Proposed changes to the roll-out of the UK Government’s plans for businesses to keep digital records and report quarterly online are expected to be approved this month but at least they will be rolled out rather than introduced immediately.
I have previously expressed concern about the impact of quarterly reporting by SMEs, especially as most only see their accountant once a year when they report annual accounts as required under current legislation.
The timetable and other changes mean that from April 2019 only businesses with a turnover above the VAT threshold (currently £85,000) will have to keep digital records and only for reporting their VAT under new scheme, called Making Tax Digital (MTD).
It will also mean that businesses will not be asked to keep digital records or update HMRC quarterly for other taxes until at least 2020.
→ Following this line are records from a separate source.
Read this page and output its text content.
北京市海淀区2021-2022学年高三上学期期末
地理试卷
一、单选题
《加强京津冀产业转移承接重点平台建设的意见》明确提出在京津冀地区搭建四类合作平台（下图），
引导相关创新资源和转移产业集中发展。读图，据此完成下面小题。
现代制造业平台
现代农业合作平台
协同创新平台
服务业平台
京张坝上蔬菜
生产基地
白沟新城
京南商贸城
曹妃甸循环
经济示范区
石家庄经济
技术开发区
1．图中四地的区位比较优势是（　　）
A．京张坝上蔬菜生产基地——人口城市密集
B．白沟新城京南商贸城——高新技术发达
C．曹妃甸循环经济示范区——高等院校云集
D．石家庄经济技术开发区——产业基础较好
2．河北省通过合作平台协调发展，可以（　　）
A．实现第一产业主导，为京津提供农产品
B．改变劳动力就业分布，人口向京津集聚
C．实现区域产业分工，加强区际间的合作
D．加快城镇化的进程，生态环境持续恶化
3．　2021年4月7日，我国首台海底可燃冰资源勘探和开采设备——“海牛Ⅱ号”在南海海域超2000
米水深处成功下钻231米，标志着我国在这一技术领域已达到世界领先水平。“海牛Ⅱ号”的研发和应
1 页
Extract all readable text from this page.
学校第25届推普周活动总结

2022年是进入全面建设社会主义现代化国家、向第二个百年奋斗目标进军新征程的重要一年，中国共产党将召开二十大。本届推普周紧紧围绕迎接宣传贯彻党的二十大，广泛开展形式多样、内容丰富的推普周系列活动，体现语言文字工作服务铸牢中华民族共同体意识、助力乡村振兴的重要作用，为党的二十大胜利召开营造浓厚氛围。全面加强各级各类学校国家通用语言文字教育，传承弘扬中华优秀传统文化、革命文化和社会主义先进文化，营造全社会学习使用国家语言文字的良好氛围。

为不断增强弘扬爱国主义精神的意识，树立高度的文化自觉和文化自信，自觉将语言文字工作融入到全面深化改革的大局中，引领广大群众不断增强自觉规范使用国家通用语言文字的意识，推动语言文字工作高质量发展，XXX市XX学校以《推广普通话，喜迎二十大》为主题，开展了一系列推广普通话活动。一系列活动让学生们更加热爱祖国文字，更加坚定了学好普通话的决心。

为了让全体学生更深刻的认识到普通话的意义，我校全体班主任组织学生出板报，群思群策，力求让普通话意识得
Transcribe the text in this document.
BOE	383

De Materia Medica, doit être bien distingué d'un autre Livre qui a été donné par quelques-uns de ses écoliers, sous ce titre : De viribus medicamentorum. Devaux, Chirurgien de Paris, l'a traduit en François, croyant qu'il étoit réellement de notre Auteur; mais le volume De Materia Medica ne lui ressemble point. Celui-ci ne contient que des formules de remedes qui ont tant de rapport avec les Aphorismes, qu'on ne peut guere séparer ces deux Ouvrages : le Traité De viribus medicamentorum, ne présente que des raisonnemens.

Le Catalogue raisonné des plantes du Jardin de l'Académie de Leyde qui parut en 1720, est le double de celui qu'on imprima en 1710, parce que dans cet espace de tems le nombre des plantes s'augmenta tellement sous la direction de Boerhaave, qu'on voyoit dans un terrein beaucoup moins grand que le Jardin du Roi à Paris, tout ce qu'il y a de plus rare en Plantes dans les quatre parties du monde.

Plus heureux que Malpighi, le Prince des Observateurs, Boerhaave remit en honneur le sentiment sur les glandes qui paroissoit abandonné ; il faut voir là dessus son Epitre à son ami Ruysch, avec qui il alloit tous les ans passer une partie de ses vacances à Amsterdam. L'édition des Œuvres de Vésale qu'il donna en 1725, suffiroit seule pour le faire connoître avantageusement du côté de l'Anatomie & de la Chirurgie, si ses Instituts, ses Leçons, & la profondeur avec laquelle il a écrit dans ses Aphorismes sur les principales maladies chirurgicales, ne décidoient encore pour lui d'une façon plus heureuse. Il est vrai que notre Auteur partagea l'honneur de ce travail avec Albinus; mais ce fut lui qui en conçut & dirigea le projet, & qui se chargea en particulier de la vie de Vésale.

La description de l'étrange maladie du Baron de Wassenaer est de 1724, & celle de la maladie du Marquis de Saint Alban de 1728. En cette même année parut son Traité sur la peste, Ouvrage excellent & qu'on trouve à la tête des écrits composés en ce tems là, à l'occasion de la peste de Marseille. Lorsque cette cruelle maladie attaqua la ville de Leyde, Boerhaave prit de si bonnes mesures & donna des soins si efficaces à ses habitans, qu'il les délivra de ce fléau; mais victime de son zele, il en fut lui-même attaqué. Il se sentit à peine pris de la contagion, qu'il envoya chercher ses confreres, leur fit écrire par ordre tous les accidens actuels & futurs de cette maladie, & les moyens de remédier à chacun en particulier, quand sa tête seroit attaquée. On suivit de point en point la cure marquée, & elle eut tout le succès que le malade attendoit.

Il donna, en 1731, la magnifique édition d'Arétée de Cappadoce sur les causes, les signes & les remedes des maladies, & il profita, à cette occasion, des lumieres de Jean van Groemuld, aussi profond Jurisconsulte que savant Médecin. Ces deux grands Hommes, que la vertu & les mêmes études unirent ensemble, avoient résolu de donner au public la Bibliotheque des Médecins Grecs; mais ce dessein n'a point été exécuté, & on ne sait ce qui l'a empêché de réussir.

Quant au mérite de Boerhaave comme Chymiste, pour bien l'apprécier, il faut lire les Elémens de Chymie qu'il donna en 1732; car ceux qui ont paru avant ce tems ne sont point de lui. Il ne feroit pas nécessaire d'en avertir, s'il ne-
The Government has made it clear that it wants to test the new system thoroughly before rolling it out making it even possible that the deadline may slip further.
HMRC is expected to start a small-scale pilot of MTD for VAT by the end of this year, then widen the scope into a larger pilot starting Spring 2018.
The Government has also announced that MTD will be available on a voluntary basis for the smallest businesses, and for other taxes.
This means that businesses and landlords with a turnover below the VAT threshold will be able to choose when to move to the new digital system. They will also be given at least two years to adapt to the changes before being asked to keep digital records for other taxes.
The changes are expected to be approved during passage of the Finance Bill 2017, expected to take place this month, September 2017.
The changes have been welcomed by business groups, particularly by the FSB (Federation of Small Businesses) whose chairman Mike Cherry said it was a very positive decision and a welcome relief to the smallest businesses that were “already facing a hugely challenging economic climate”.